Concernant le rangement, il n'est pas aussi généreux que sur un "familial italien" bien sûr, mais il est possible de ranger quelques affaires dans la console (malgré la batterie) et dans le socle des quatre jockeys. Le coffre à mouillage (sans passe-bout) étant intégré au plancher, le pont du Ribcraft est totalement de plain-pied. Celui-ci est en contreplaqué marine, repris en stratification sur des renforts de fond très denses, ce qui explique le poids élevé de ce 21 pieds. Pour les flotteurs, le chantier a choisi un tissu Orca de 1100 décitex (1 670 en option). Le réservoir, encastré au sein des renforts de coque, prenant la forme de cette dernière, est en inox et d'une capacité de 90, 180 ou 225 litres, au choix.

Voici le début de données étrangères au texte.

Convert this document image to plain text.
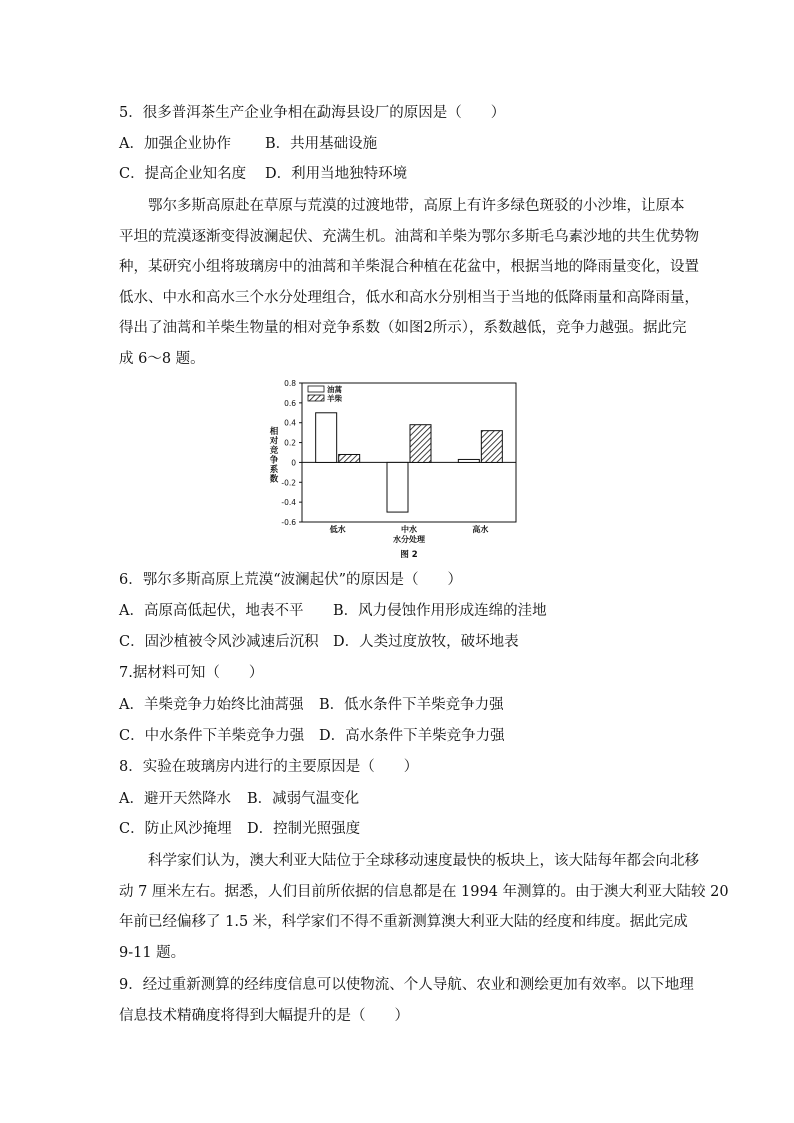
5．很多普洱茶生产企业争相在勐海县设厂的原因是（　　）
A．加强企业协作 B．共用基础设施
C．提高企业知名度 D．利用当地独特环境
鄂尔多斯高原赴在草原与荒漠的过渡地带，高原上有许多绿色斑驳的小沙堆，让原本
平坦的荒漠逐渐变得波澜起伏、充满生机。油蒿和羊柴为鄂尔多斯毛乌素沙地的共生优势物
种，某研究小组将玻璃房中的油蒿和羊柴混合种植在花盆中，根据当地的降雨量变化，设置
低水、中水和高水三个水分处理组合，低水和高水分别相当于当地的低降雨量和高降雨量，
得出了油蒿和羊柴生物量的相对竞争系数（如图2所示），系数越低，竞争力越强。据此完
成 6～8 题。
0.8
0.6
0.4
0.2
0
-0.2
-0.4
-0.6
相
对
竞
争
系
数
低水	中水	高水
水分处理
油蒿
羊柴
图 2
6．鄂尔多斯高原上荒漠“波澜起伏”的原因是（　　）
A．高原高低起伏，地表不平 B．风力侵蚀作用形成连绵的洼地
C．固沙植被令风沙减速后沉积 D．人类过度放牧，破坏地表
7.据材料可知（　　）
A．羊柴竞争力始终比油蒿强 B．低水条件下羊柴竞争力强
C．中水条件下羊柴竞争力强 D．高水条件下羊柴竞争力强
8．实验在玻璃房内进行的主要原因是（　　）
A．避开天然降水 B．减弱气温变化
C．防止风沙掩埋 D．控制光照强度
科学家们认为，澳大利亚大陆位于全球移动速度最快的板块上，该大陆每年都会向北移
动 7 厘米左右。据悉，人们目前所依据的信息都是在 1994 年测算的。由于澳大利亚大陆较 20
年前已经偏移了 1.5 米，科学家们不得不重新测算澳大利亚大陆的经度和纬度。据此完成
9-11 题。
9．经过重新测算的经纬度信息可以使物流、个人导航、农业和测绘更加有效率。以下地理
信息技术精确度将得到大幅提升的是（　　）
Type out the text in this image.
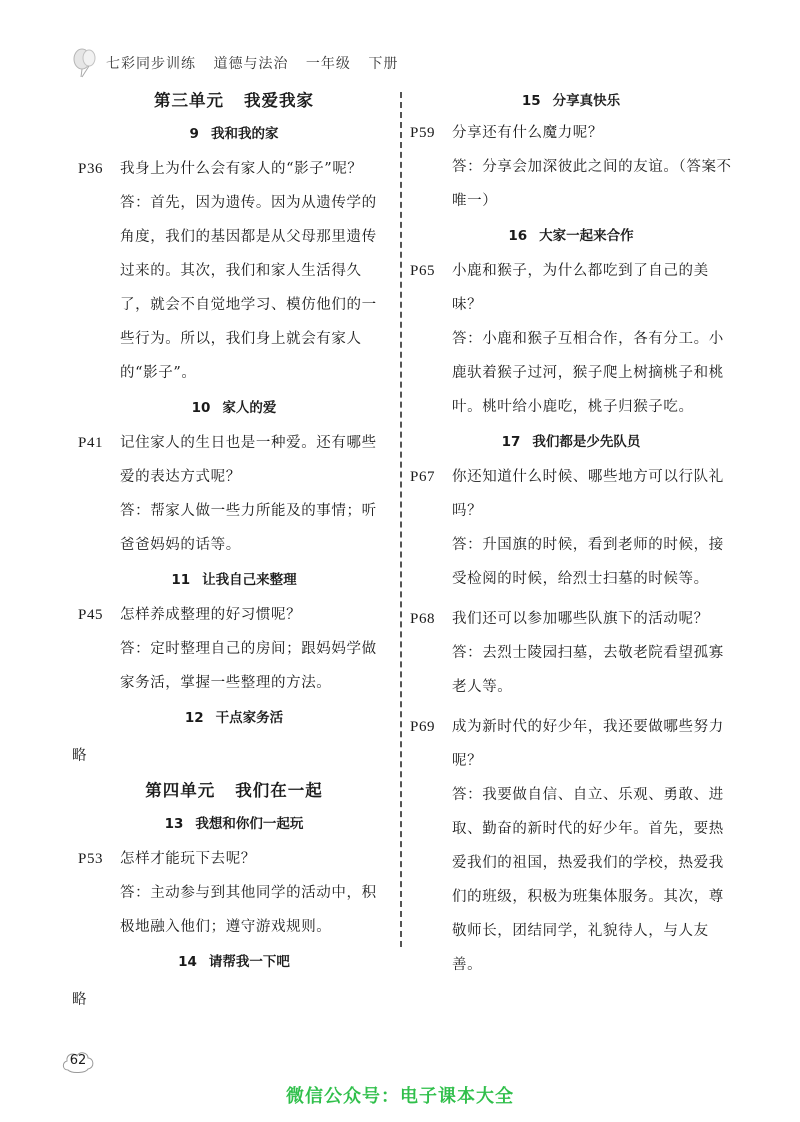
七彩同步训练 道德与法治 一年级 下册
第三单元 我爱我家
9 我和我的家
P36 我身上为什么会有家人的“影子”呢？
答：首先，因为遗传。因为从遗传学的角度，我们的基因都是从父母那里遗传过来的。其次，我们和家人生活得久了，就会不自觉地学习、模仿他们的一些行为。所以，我们身上就会有家人的“影子”。
10 家人的爱
P41 记住家人的生日也是一种爱。还有哪些爱的表达方式呢？
答：帮家人做一些力所能及的事情；听爸爸妈妈的话等。
11 让我自己来整理
P45 怎样养成整理的好习惯呢？
答：定时整理自己的房间；跟妈妈学做家务活，掌握一些整理的方法。
12 干点家务活
略
第四单元 我们在一起
13 我想和你们一起玩
P53 怎样才能玩下去呢？
答：主动参与到其他同学的活动中，积极地融入他们；遵守游戏规则。
14 请帮我一下吧
略
15 分享真快乐
P59 分享还有什么魔力呢？
答：分享会加深彼此之间的友谊。（答案不唯一）
16 大家一起来合作
P65 小鹿和猴子，为什么都吃到了自己的美味？
答：小鹿和猴子互相合作，各有分工。小鹿驮着猴子过河，猴子爬上树摘桃子和桃叶。桃叶给小鹿吃，桃子归猴子吃。
17 我们都是少先队员
P67 你还知道什么时候、哪些地方可以行队礼吗？
答：升国旗的时候，看到老师的时候，接受检阅的时候，给烈士扫墓的时候等。
P68 我们还可以参加哪些队旗下的活动呢？
答：去烈士陵园扫墓，去敬老院看望孤寡老人等。
P69 成为新时代的好少年，我还要做哪些努力呢？
答：我要做自信、自立、乐观、勇敢、进取、勤奋的新时代的好少年。首先，要热爱我们的祖国，热爱我们的学校，热爱我们的班级，积极为班集体服务。其次，尊敬师长，团结同学，礼貌待人，与人友善。
62
微信公众号：电子课本大全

Avec une motorisation proche de la puissance maxi (comme notre 175 ch) il est préférable d'opter pour 180 ou 225 litres…



photo Ribcraft 6.40 Pro


photo Ribcraft 6.40 Pro


photo Ribcraft 6.40 Pro


AU PONTON
Comme la plupart des semi-rigides anglais, le Ribcraft ne propose ni solarium, ni table, ni plates-formes de bain... Son domaine de prédilection, c'est la navigation rapide en mer formée, plus que la contemplation des mouillages baignés de soleil. De fait, son cockpit propose des sièges jockey, offrant une position assise efficace et ne prenant pas trop de place sur le plancher, afin de laisser des espaces de circulation pour des activités sportives (pêche, chasse, ski...). Ses passavants n'en demeurent pas moins étroits...




EN MER
La carène en V profond offre un bon passage en mer formée et un confort appréciable. Les flotteurs ne touchant pas l'eau à l'arrêt, le bouchain, légèrement inversé, apporte une certaine stabilité. En entrée de virage rapide, le Ribcraft ne s'inscrit pas naturellement dans la courbe, il faut un peu lui forcer la main, mais ensuite, sa quille s'accroche à la trajectoire avec une grande précision.